Football is big on progress too. Without it we’d still be playing in a 1-1-8 formation, have crossbars made out of tape and leather footballs like cannonballs. But in football progress isn’t always a Good Thing. For a start multi-coloured boots, ridiculous kick-off times and footballers covered in tattoos can all get in the bin. And of course there’s half-and-half scarves (Scotland/England: “Together in friendship”.)
Modern football grounds are a tricky one. On the one hand, it’s obviously difficult to make an emotional case for a modern, soulless stadium over a traditional ground, steeped in the history of the club. The old wooden stands have seen every glorious win and every heartbreaking defeat, witnessed all the last minute penalties and the missed sitters. There are fans who have sat in the same seat or stood on the same spot on the terraces for decades.
But sometimes sentiment has to give way to practicality. Supporters want comfort, safety and somewhere to park their car and all three can be lacking in old grounds.We all have nostalgia for the good old days of terracing, but the truth is, it really wasn’t all it’s cracked up to be. The potential for harm came from everywhere. Injuries caused by crushing or falls were numerous, and with little or no segregation between home and away fans, there was also the risk of getting caught up in fighting between rival gangs of hooligans. Furthermore, the threat of being knocked out by a flying bottle launched from the rear of the terracing was never very far away. And even if you managed to avoid physical injury, getting caught in a downpour while exposed to the elements could cause a really bad cold.
In purely monetary terms, the cash to be made from selling a prime town centre plot of land can be enough to secure some clubs’ long term future, while the facilities that new grounds can offer play a vital role in making the club part of the community, helping to attract a new generation of fans. Sentimentality is all very well, but it doesn’t pay the bills.

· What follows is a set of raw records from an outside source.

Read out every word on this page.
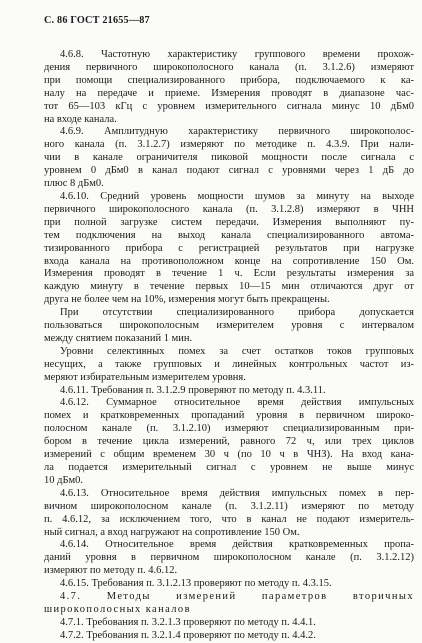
С. 86 ГОСТ 21655—87
4.6.8. Частотную характеристику группового времени прохож-
дения первичного широкополосного канала (п. 3.1.2.6) измеряют
при помощи специализированного прибора, подключаемого к ка-
налу на передаче и приеме. Измерения проводят в диапазоне час-
тот 65—103 кГц с уровнем измерительного сигнала минус 10 дБм0
на входе канала.
4.6.9. Амплитудную характеристику первичного широкополос-
ного канала (п. 3.1.2.7) измеряют по методике п. 4.3.9. При нали-
чии в канале ограничителя пиковой мощности после сигнала с
уровнем 0 дБм0 в канал подают сигнал с уровнями через 1 дБ до
плюс 8 дБм0.
4.6.10. Средний уровень мощности шумов за минуту на выходе
первичного широкополосного канала (п. 3.1.2.8) измеряют в ЧНН
при полной загрузке систем передачи. Измерения выполняют пу-
тем подключения на выход канала специализированного автома-
тизированного прибора с регистрацией результатов при нагрузке
входа канала на противоположном конце на сопротивление 150 Ом.
Измерения проводят в течение 1 ч. Если результаты измерения за
каждую минуту в течение первых 10—15 мин отличаются друг от
друга не более чем на 10%, измерения могут быть прекращены.
При отсутствии специализированного прибора допускается
пользоваться широкополосным измерителем уровня с интервалом
между снятием показаний 1 мин.
Уровни селективных помех за счет остатков токов групповых
несущих, а также групповых и линейных контрольных частот из-
меряют избирательным измерителем уровня.
4.6.11. Требования п. 3.1.2.9 проверяют по методу п. 4.3.11.
4.6.12. Суммарное относительное время действия импульсных
помех и кратковременных пропаданий уровня в первичном широко-
полосном канале (п. 3.1.2.10) измеряют специализированным при-
бором в течение цикла измерений, равного 72 ч, или трех циклов
измерений с общим временем 30 ч (по 10 ч в ЧНЗ). На вход кана-
ла подается измерительный сигнал с уровнем не выше минус
10 дБм0.
4.6.13. Относительное время действия импульсных помех в пер-
вичном широкополосном канале (п. 3.1.2.11) измеряют по методу
п. 4.6.12, за исключением того, что в канал не подают измеритель-
ный сигнал, а вход нагружают на сопротивление 150 Ом.
4.6.14. Относительное время действия кратковременных пропа-
даний уровня в первичном широкополосном канале (п. 3.1.2.12)
измеряют по методу п. 4.6.12.
4.6.15. Требования п. 3.1.2.13 проверяют по методу п. 4.3.15.
4.7. Методы измерений параметров вторичных
широкополосных каналов
4.7.1. Требования п. 3.2.1.3 проверяют по методу п. 4.4.1.
4.7.2. Требования п. 3.2.1.4 проверяют по методу п. 4.4.2.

And so the latest club to embrace progress is Stamford AFC from the Northern Premier League. The Daniels – named after a man said to be the fattest person in history – were formed in 1896 and played their first match on Hanson’s Field, where they remained for the next 118 years. There is apparently evidence that the site staged football in the early 1870s making it possibly one of the world’s oldest football grounds. But sadly it is no longer. After more than a century, Stamford have moved to a shiny new ground on the outskirts of the town and the gates have been locked for the last time at the Vic Couzens Stadium – aka Wothorpe Road, aka Kettering Road, aka the Town Ground.
The old ground will eventually be bulldozed and the town centre site used for housing. It’s progress of course and it’s difficult to criticise the club for making the move. The new Zeeco Stadium is modern, comfortable and easy to access and the club will no doubt benefit greatly from the move. That doesn’t mean the loss of another historic old ground isn’t a bit sad.
Visiting Wothorpe Road, it’s easy to see why the club decided to move. Parking is limited and inside, the facilities are showing their age, to put it kindly. Paint is peeling, woodwork crumbling, metal rusting and signs fading. And while that may be in part down to the long-awaited move, there’s no doubt the old place has seen better days.
The main stand, with its corrugated iron roof and decorative wooden front, was built sometime between 1894 and 1911 (no records exist to pinpoint the exact date) and it remained largely unchanged for decades, until an upgrade in the mid 1990s.
New perimeter fencing, turnstiles, plastic seating and a walkway round the pitch were added to bring it up to league standard. At some point a snack bar was opened and a portacabin selling programmes and souvenirs installed.
The final first team game at Wothorpe Road was against the grandly named Rushall Olympic on November 22nd 2014. A crowd of 410 saw the home team sign off in style with a 3-0 win, their first home victory since August. A week later though, I was present for the very last game at the old ground, a Peterborough and District League Division One match between Ryhall United and Sutton Bridge. This time the audience was barely into double figures. I wonder how many of the players, and the assorted dads and girlfriends who made up the crowd, were aware the significance of the game.